Lawrence Krauss a récemment invité Peter Singer à l’occasion d’un débat public à l’Université d’État de l’Arizona. Après s’être vanté de porter des chaussures véganes au début de l’événement, et avoir longuement discuté de l’éthique de la consommation de viande avec Singer (jugeant l’argument moral en faveur du végétarisme « percutant »), il laissa seulement entendre qu’il deviendrait peut-être végétarien.

Ce genre d’hypocrisie morale devrait être passée au crible et ridiculisée comme il se doit – ridiculisée au point de constituer un suicide professionnel pour tout intellectuel qui s’obstine dans cette voie. Pour des raisons tout à fait absurdes, Sam Harris a été violemment critiqué après avoir affirmé que la torture d’êtres humains pouvait être légitime dans quelques cas rares et extrêmes (cette polémique était le fruit d’interprétations grossièrement fautives de ses arguments), alors que la réputation de ses confrères n’est jamais ternie de la sorte lorsque ceux-ci admettent leur soutien implicite à la torture systématique d’animaux non humains.

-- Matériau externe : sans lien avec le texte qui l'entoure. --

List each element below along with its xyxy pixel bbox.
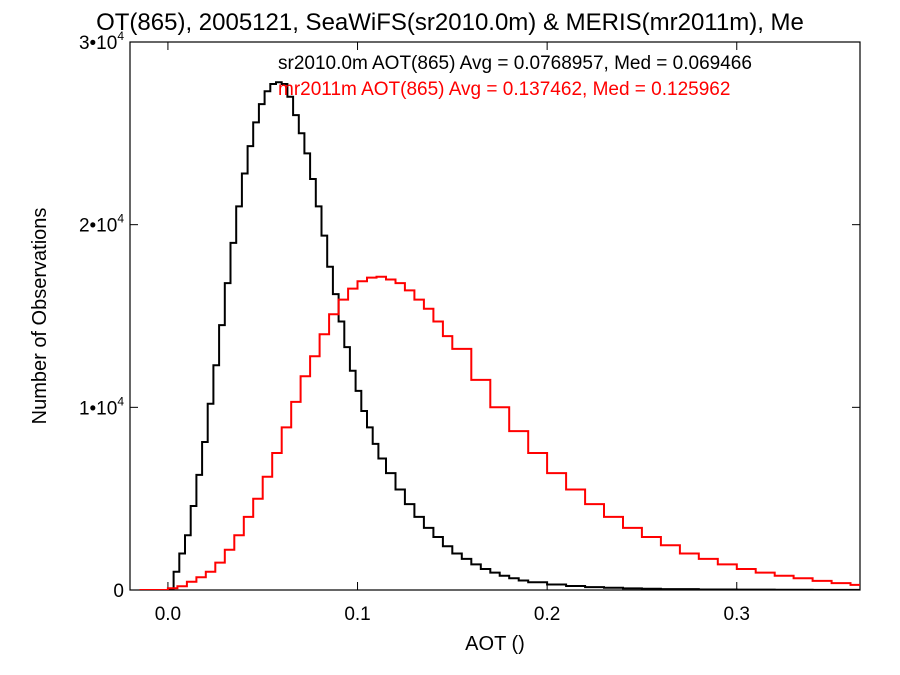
x-tick-label: 0.0 (155, 604, 181, 625)
y-axis-ticks: 0 1•104 2•104 3•104 (79, 29, 860, 602)
series-line-sr2010.0m (139, 81, 860, 590)
x-axis-label: AOT () (465, 633, 525, 655)
legend-entry-sr2010: sr2010.0m AOT(865) Avg = 0.0768957, Med … (278, 53, 752, 74)
series-layer (139, 81, 860, 590)
plot-frame (129, 41, 861, 591)
y-tick-label: 3•104 (79, 29, 124, 54)
x-tick-label: 0.3 (724, 604, 750, 625)
chart-title: OT(865), 2005121, SeaWiFS(sr2010.0m) & M… (96, 9, 804, 36)
y-tick-label: 2•104 (79, 212, 124, 237)
y-tick-label: 1•104 (79, 394, 124, 419)
x-axis-ticks: 0.0 0.1 0.2 0.3 (155, 42, 750, 625)
x-tick-label: 0.2 (534, 604, 560, 625)
series-line-mr2011m (139, 275, 860, 590)
y-axis-label: Number of Observations (29, 208, 51, 425)
x-tick-label: 0.1 (344, 604, 370, 625)
legend-entry-mr2011: mr2011m AOT(865) Avg = 0.137462, Med = 0… (278, 79, 730, 100)
y-tick-label: 0 (113, 581, 124, 602)
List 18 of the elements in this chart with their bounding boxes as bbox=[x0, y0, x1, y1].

Le psychologue Steven Pinker, que j’admire beaucoup, a écrit un livre brillant intitulé Better angels of our nature : the decline of violence in history and its causes. Dans cet ouvrage à la fois dense et volumineux, Pinker ne consacre pas plus de cinq pages aux questions de la consommation de viande et de l’élevage industriel. Bien qu’optimiste à l’égard du déclin de la violence intra-humaine, Pinker affirme : « Ces impondérables, je pense, empêchent le mouvement pour les droits des animaux de suivre la même trajectoire que les autres révolutions sociales. Mais pour le moment, l’emplacement de la ligne d’arrivée est hors sujet. » Mais quel est donc le sujet pour Pinker ? Le bien-être des humains, j’imagine.

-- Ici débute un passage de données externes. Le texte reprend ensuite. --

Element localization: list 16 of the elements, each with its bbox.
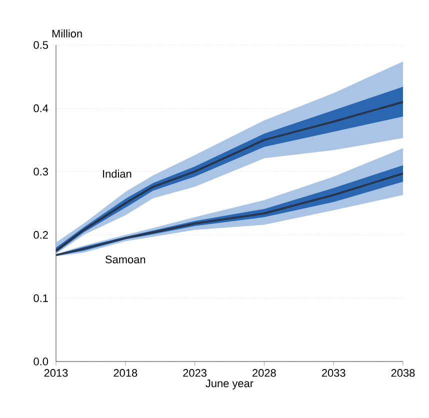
x-tick-label: 2023 xyxy=(183,369,206,377)
y-tick-label: 0.4 xyxy=(34,104,48,112)
y-tick-label: 0.5 xyxy=(34,41,48,49)
series-label: Indian xyxy=(103,170,132,178)
x-tick-label: 2033 xyxy=(322,369,346,377)
y-tick-label: 0.1 xyxy=(34,294,48,302)
x-tick-label: 2028 xyxy=(252,369,276,377)
x-tick-label: 2018 xyxy=(114,369,138,377)
y-tick-label: 0.3 xyxy=(34,168,48,176)
y-tick-label: 0.0 xyxy=(34,358,48,366)
x-tick-label: 2013 xyxy=(44,369,68,377)
x-tick-label: 2038 xyxy=(391,369,415,377)
y-tick-label: 0.2 xyxy=(34,231,48,239)
series-label: Samoan xyxy=(105,256,146,264)
x-axis-title: June year xyxy=(206,380,254,390)
y-axis-title: Million xyxy=(52,29,82,38)
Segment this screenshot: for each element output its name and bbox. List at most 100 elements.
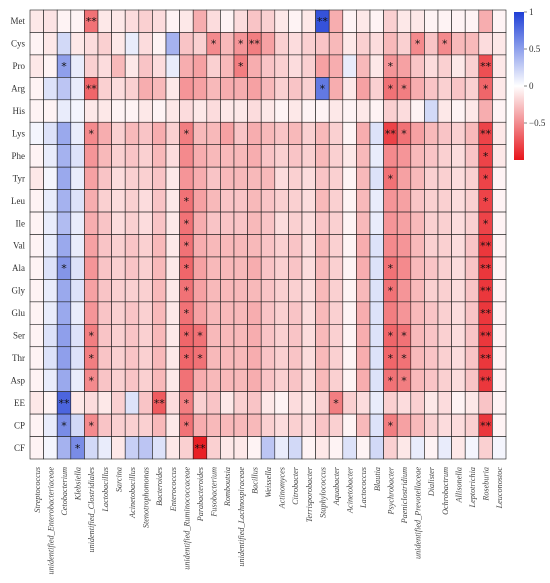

Les figures emblématiques de l’athéisme, de la laïcité, des sciences et de la raison ont fait des merveilles dans de nombreux débats publics. Mais bien qu’elles se prononcent sur des questions autres que celles de l’endoctrinement religieux et de ses répercussions sur les droits de la personne, elles continuent le plus souvent d’ignorer celle des droits des animaux. L’avantage de la raison, c’est qu’elle constitue un outil qui ne présuppose aucune conclusion ; au contraire, c’est un processus qui fait germer les réponses à la lumière des meilleures données disponibles. À l’heure actuelle, les meilleures données disponibles nous indiquent que la consommation de viande nuit aux animaux, à notre santé et à l’environnement. Cela, nombre de « nouveaux athées » et de leurs confrères l’ont déjà compris. Il ne leur reste plus qu’à agir en conséquence.